In realtà, non ho nulla contro l’alcol, anzi. Se mi proponete uno Spritz lo accetto molto ma molto volentieri, a qualunque ora del giorno o della notte. Con la pizza ogni tanto non mi dispiace una bella birretta. Se c’è l’occasione, apprezzo un liquorino (purché dolcissimo) insieme al dessert.
La leggenda dell’Albie astemia, insomma, è nata solo perché non bevo vino. E siccome in compagnia è difficile sedersi a tavola con davanti una bottiglia di sambuca, ecco spiegato l’inganno.
Un inganno che è la gioia degli uomini che mi invitano a cena. Pur mangiando quantità di cibo industriali, infatti, non permetto mai al conto di lievitare per sorsi d’annata.
Invece, quando comunico in generale la mia avversione nei confronti del nettare degli dei, leggo spesso sgomento negli occhi di chi mi ascolta.
Di certo rimarrebbero strabiliate le intervistate nell’articolo Passione sommelier pubblicato su Confidenze in edicola adesso: donne che per motivi diversi hanno frequentato un corso per diventare enologhe professioniste.
Con un po’ di fantasia, ho provato a immaginarmi nei loro panni e ho subito capito che quel mestiere farebbe di me una disoccupata senza speranza. Anche perché se mi iscrivessi a una scuola, mi caccerebbero alla prima lezione: oltre a non amarli, di vini non capisco un fico secco.

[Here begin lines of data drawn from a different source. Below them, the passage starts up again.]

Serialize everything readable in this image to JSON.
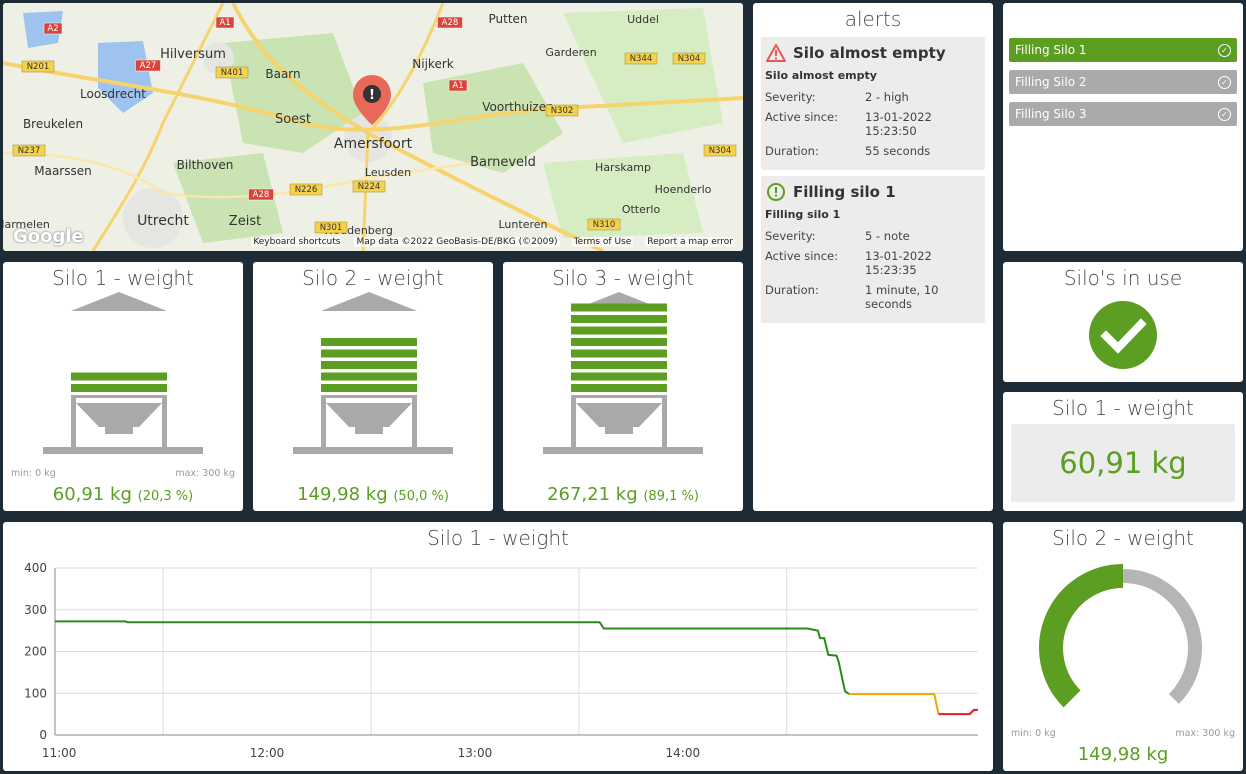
{
  "map": {
    "places": [
      "Hilversum",
      "Loosdrecht",
      "Breukelen",
      "Maarssen",
      "Utrecht",
      "Zeist",
      "Bilthoven",
      "Soest",
      "Baarn",
      "Amersfoort",
      "Leusden",
      "Woudenberg",
      "Nijkerk",
      "Putten",
      "Garderen",
      "Uddel",
      "Voorthuizen",
      "Barneveld",
      "Harskamp",
      "Hoenderlo",
      "Otterlo",
      "Lunteren",
      "Harmelen"
    ],
    "roads": [
      "A2",
      "A1",
      "A28",
      "N201",
      "A27",
      "N401",
      "N237",
      "A28",
      "N226",
      "N224",
      "N301",
      "A1",
      "N302",
      "N344",
      "N304",
      "N304",
      "N310"
    ],
    "footer": [
      "Keyboard shortcuts",
      "Map data ©2022 GeoBasis-DE/BKG (©2009)",
      "Terms of Use",
      "Report a map error"
    ],
    "logo": "Google"
  },
  "alerts": {
    "title": "alerts",
    "items": [
      {
        "title": "Silo almost empty",
        "subtitle": "Silo almost empty",
        "severity_label": "Severity:",
        "severity": "2 - high",
        "since_label": "Active since:",
        "since_date": "13-01-2022",
        "since_time": "15:23:50",
        "duration_label": "Duration:",
        "duration": "55 seconds",
        "icon": "warning-triangle-icon",
        "color": "#e85a4f"
      },
      {
        "title": "Filling silo 1",
        "subtitle": "Filling silo 1",
        "severity_label": "Severity:",
        "severity": "5 - note",
        "since_label": "Active since:",
        "since_date": "13-01-2022",
        "since_time": "15:23:35",
        "duration_label": "Duration:",
        "duration": "1 minute, 10 seconds",
        "icon": "info-circle-icon",
        "color": "#5c9e22"
      }
    ]
  },
  "fill_list": {
    "items": [
      {
        "label": "Filling Silo 1",
        "active": true
      },
      {
        "label": "Filling Silo 2",
        "active": false
      },
      {
        "label": "Filling Silo 3",
        "active": false
      }
    ]
  },
  "silos": [
    {
      "title": "Silo 1 - weight",
      "value": "60,91 kg",
      "percent": "(20,3 %)",
      "fill_fraction": 0.203,
      "min": "min: 0 kg",
      "max": "max: 300 kg"
    },
    {
      "title": "Silo 2 - weight",
      "value": "149,98 kg",
      "percent": "(50,0 %)",
      "fill_fraction": 0.5
    },
    {
      "title": "Silo 3 - weight",
      "value": "267,21 kg",
      "percent": "(89,1 %)",
      "fill_fraction": 0.891
    }
  ],
  "in_use": {
    "title": "Silo's in use"
  },
  "silo1_text": {
    "title": "Silo 1 - weight",
    "value": "60,91 kg"
  },
  "gauge": {
    "title": "Silo 2 - weight",
    "value": "149,98 kg",
    "fraction": 0.5,
    "min": "min: 0 kg",
    "max": "max: 300 kg"
  },
  "colors": {
    "green": "#5c9e22",
    "grey": "#aaaaaa",
    "orange": "#f0a500",
    "red": "#e02020",
    "line_green": "#2a8a1a"
  },
  "chart_data": {
    "type": "line",
    "title": "Silo 1 - weight",
    "ylim": [
      0,
      400
    ],
    "yticks": [
      "0",
      "100",
      "200",
      "300",
      "400"
    ],
    "xticks": [
      "11:00",
      "12:00",
      "13:00",
      "14:00"
    ],
    "xlim_hours": [
      10.98,
      15.0
    ],
    "series": [
      {
        "color": "green",
        "points": [
          [
            10.98,
            272
          ],
          [
            11.32,
            272
          ],
          [
            11.33,
            270
          ],
          [
            13.6,
            270
          ],
          [
            13.62,
            255
          ],
          [
            14.6,
            255
          ],
          [
            14.65,
            250
          ],
          [
            14.66,
            232
          ],
          [
            14.68,
            232
          ],
          [
            14.7,
            192
          ],
          [
            14.74,
            190
          ],
          [
            14.75,
            175
          ],
          [
            14.78,
            105
          ],
          [
            14.8,
            98
          ]
        ]
      },
      {
        "color": "orange",
        "points": [
          [
            14.8,
            98
          ],
          [
            15.21,
            98
          ],
          [
            15.23,
            50
          ]
        ]
      },
      {
        "color": "red",
        "points": [
          [
            15.23,
            50
          ],
          [
            15.38,
            50
          ],
          [
            15.4,
            60
          ],
          [
            15.42,
            60
          ]
        ]
      }
    ]
  }
}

E’ vero, però, che non avere neanche un litro in casa significa non poter invitare nessuno. Quindi, al supermercato mi metto sempre di buzzo buono e mi piazzo davanti al bancone con la seria intenzione di superare lo scoglio “non so comprare il vino”. Ma ogni volta finisce che, in preda al panico, telefono alle amiche e chiedo a loro, in diretta, i consigli per gli acquisti.
Peccato che poi, una volta a casa, non ricordi minimamente come abbinare cibi e bottiglie. Allora mi faccio furba, snocciolo il menu, lascio agli ospiti la scelta sull’accompagnamento giusto. E mentre loro spulciano nella mia “cantina”, io incrocio le dita sperando che trovino il beveraggio adatto.

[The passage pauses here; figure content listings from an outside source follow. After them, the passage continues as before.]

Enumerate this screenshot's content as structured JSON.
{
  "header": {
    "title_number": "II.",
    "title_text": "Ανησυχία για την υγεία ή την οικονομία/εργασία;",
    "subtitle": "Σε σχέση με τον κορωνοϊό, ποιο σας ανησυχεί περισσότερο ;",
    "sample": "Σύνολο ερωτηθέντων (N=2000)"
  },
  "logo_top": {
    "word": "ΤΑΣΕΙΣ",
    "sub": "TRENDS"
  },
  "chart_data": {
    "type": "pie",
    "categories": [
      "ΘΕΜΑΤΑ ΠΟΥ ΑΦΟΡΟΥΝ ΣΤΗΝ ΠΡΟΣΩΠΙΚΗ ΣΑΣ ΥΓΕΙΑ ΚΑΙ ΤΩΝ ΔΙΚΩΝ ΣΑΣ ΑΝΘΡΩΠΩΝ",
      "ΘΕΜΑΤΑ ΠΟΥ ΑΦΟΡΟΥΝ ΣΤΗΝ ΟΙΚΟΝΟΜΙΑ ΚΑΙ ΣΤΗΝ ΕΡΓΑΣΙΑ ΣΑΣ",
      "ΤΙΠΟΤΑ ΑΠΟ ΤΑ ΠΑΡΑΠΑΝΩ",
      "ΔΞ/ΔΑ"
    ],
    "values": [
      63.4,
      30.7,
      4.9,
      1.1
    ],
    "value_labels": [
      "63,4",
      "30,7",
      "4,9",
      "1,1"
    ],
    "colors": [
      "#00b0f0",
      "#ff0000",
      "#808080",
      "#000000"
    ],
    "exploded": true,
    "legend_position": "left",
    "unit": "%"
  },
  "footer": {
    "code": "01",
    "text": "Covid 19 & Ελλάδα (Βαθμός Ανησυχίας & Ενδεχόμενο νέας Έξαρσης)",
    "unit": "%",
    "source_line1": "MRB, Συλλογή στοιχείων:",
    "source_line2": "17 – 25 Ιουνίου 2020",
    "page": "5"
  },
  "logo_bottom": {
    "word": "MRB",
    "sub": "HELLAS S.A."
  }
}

D’altronde, che venire da me non sia come aver prenotato nella più esclusiva enoteca non è un segreto per nessuno. Tant’è che chi mi frequenta sa benissimo che nel mio gargarozzo scende solo coca zero. Che considero il top del top con qualunque cosa ci sia nel piatto, dentro un panino, spalmato su una tartina, raccolto in una ciotola o dimenticato nella pentola.
Attenzione, però: non parlo della coca tradizionale, di quella dolcificata con la stevia o la versione senza caffeina. No, il mio champagne millesimato è proprio la zero. Che riconosco immediatamente, anche a occhi bendati. Esattamente come se avessi seguito un ambito corso per sommelier. Magari un po’ particolare, ma lo stesso da diploma.